He said the government has built many infrastructures and is thinking of building an expressway as alternative to single-road Dhaka-Chattogram highway.

Reza Md Shehab Uddin Sharawardi, vice-president of the Bangladesh Supply Chain Management Society, said there is only one road that connects Dhaka with the Chattogram port and the reliance on a single road is risky.

“We need more ports to meet higher export and import within a short time. These play a vital role in reducing lead time of exports,” he said, adding Bangladesh needs to emphasise on building human capital.

Bangladesh’s export lead time is 90 to 120 days, opposed to 19-45 days in Sri Lanka, 40-50 days in China, and 50-70 days in India, according to the inception of the study.

Rubana Huq, president of the Bangladesh Garment Manufacturers and Exporters Association (BGMEA), said supply chain management and resilience needs in all sectors, not only in the garment sector.

Moreover, the garment sector has taken many steps in the last few years. However, small and medium companies are at risk. “So, they should be taken into account,” she added.

Md Mohsin, additional secretary of the disaster management and relief ministry, said Bangladesh has been successful to reduce life-loss in natural disasters. However, economic loss is still a subject of thinking, he said.

Md Nurul Amin, secretary of the Planning Division, said the country is developing its own resilience system to tackle natural disasters.

“In supply chain management, we are trying to ensure more infrastructures,” he said, adding the government has built Payra port, which is very developed.

The government is expanding the capacity of the Hazrat Shahjalal International Airport.
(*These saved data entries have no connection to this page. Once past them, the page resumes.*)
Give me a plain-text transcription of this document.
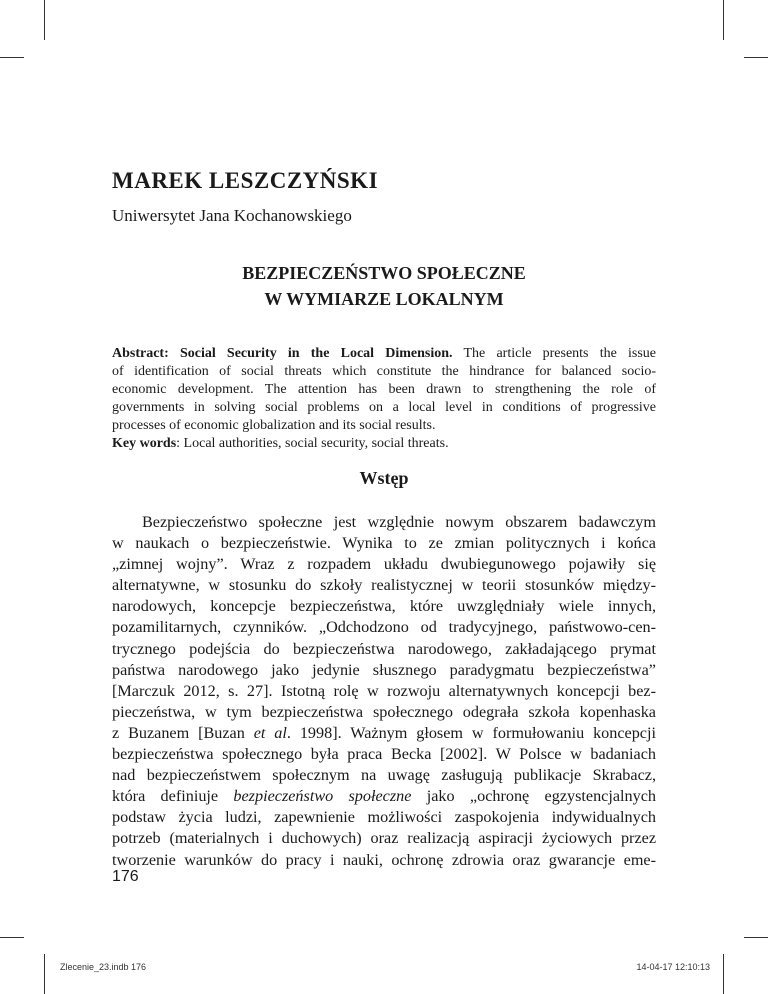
MAREK LESZCZYŃSKI

Uniwersytet Jana Kochanowskiego

BEZPIECZEŃSTWO SPOŁECZNE
W WYMIARZE LOKALNYM
Abstract: Social Security in the Local Dimension. The article presents the issue
of identification of social threats which constitute the hindrance for balanced socio-
economic development. The attention has been drawn to strengthening the role of
governments in solving social problems on a local level in conditions of progressive
processes of economic globalization and its social results.

Key words: Local authorities, social security, social threats.

Wstęp
Bezpieczeństwo społeczne jest względnie nowym obszarem badawczym
w naukach o bezpieczeństwie. Wynika to ze zmian politycznych i końca
„zimnej wojny”. Wraz z rozpadem układu dwubiegunowego pojawiły się
alternatywne, w stosunku do szkoły realistycznej w teorii stosunków między-
narodowych, koncepcje bezpieczeństwa, które uwzględniały wiele innych,
pozamilitarnych, czynników. „Odchodzono od tradycyjnego, państwowo-cen-
trycznego podejścia do bezpieczeństwa narodowego, zakładającego prymat
państwa narodowego jako jedynie słusznego paradygmatu bezpieczeństwa”
[Marczuk 2012, s. 27]. Istotną rolę w rozwoju alternatywnych koncepcji bez-
pieczeństwa, w tym bezpieczeństwa społecznego odegrała szkoła kopenhaska
z Buzanem [Buzan et al. 1998]. Ważnym głosem w formułowaniu koncepcji
bezpieczeństwa społecznego była praca Becka [2002]. W Polsce w badaniach
nad bezpieczeństwem społecznym na uwagę zasługują publikacje Skrabacz,
która definiuje bezpieczeństwo społeczne jako „ochronę egzystencjalnych
podstaw życia ludzi, zapewnienie możliwości zaspokojenia indywidualnych
potrzeb (materialnych i duchowych) oraz realizacją aspiracji życiowych przez
tworzenie warunków do pracy i nauki, ochronę zdrowia oraz gwarancje eme-

176

Zlecenie_23.indb 176	14-04-17 12:10:13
A new airport will also be built.

Md Khalilur Rahman Khan, chief of the planning division, said investment, modern technology, institutional capacity, human capital and coordination among all government divisions are necessary to have a sustainable resilience.

The study should recommend a guideline and a monitoring system, he said.Mohammad Khorshed A Khastagir, director general of the foreign affairs ministry, Md Khurshid Alam, assistant representative of the UNDP Bangladesh, and Asif Ibrahim, a director of the BGMEA, took part in the discussion.

Nurun Nahar, deputy chief of the programming division and project director of the NRP, also spoke.